G. William Miller said that the anti-inflation program the president is supposed to announce within the next few weeks should "deal with actions rather than just suggestions of possible actions."

The president already has urged business and labor to moderate their demands this year to reduce the underlying rate of inflation by one-half percent. Carter also has been provided with a list of actions - such as holding down the increase in federal pay and ordering federal agencies to examine the inflationary impact of their fulemaking.

In a meeting with a small group of reporters, Miller said that, if the early round of presidential action and voluntary efforts on the part of business and labor don't work, the government would have to consider steps such as removing import quotas on meats or the new trigger prices for steel imports.

The central banker said the so-called underlying rate of inflation has worsened in recent months and, if it continues to do so, the medicine "will get stronger."

Miller also said that the "hopes and aspirations" of full employment and continued economic growth advocated by the influential congressional Joint Economic Committee in its annual report last Monday "have to be re-examined in the light of inflation."

The committee called for the Federal Reserve to let the money supply - checking accounts and currency in circulation - grow faster than the central bank has said it wants to. Miller has advocated a gradual slowdown in the expansion of the money supply as necessary to reduce the rate of inflation.

Miller said that society cannot reach the goals of full employment growth and price stability independently. "We will get there only if we get all of them," he said in his first meeting with reporters since being sworn in two weeks ago.

"We cannot have full employment of there is runaway inflation. We cannot have price stability if there is high unemployment," the former chief executive of Textron Corp. maintained.

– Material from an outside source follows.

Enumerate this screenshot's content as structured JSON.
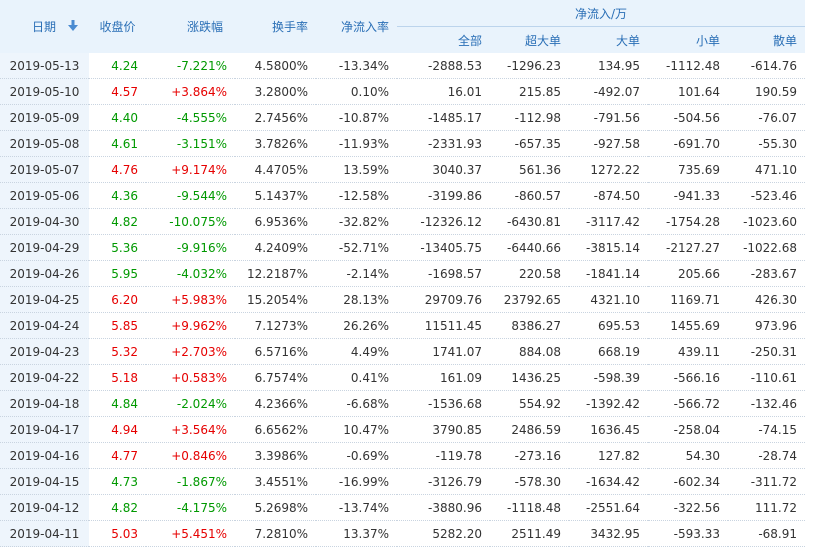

That will require prudence in the conduct of monetary policy, he said.

Miller broke little new ground in the hour-long session, mostly expanding on ideas he already has presented to Congreess either in his long, controversial confirmation hearings before the Senate Banking Committee or more recent appearances before the House Banking and Senate Budget committees.

He said that long-time interest rates probably will contine to drift upward "moderately" for most of the year and said that the Federal Reserve is taking action to stem inflation" by holding down money growth. He noted that blowups in short-term rates due to a restriction on money growth often result in a flattening of long-term rates.

Second, Miller said, the Fed often is asked to comment on taxing and spending policy and how they relate to monetary policy. The Fed can exercise its leadership by "creating a climate of greater awareness of the dangers" of policy actions that inflationary, he said.

He repeated earlier statements that, if market rates continue to rise, the government may have to raise the ceilings it sets on the amount of interest that banks and savings and loan associations can pay on savings accounts.

However, he noted, savings and loan associations - which provide most of the funds available for home mortgages - are in better shape to withstand a siege of higher interest rate than in 1974. When rates on investment such as Treasury bills rise above the ceilings on savings deposits to invest in more-generous-yielding securities.

Miller said that the continued decline of the dollar is bound up with the inflation and energy problems.He repeated his argument that, if Congress does not pass some form of tax on crude oil shortly, the president will have to act unilaterally to reduce consumption by imposing a fee on oil imports.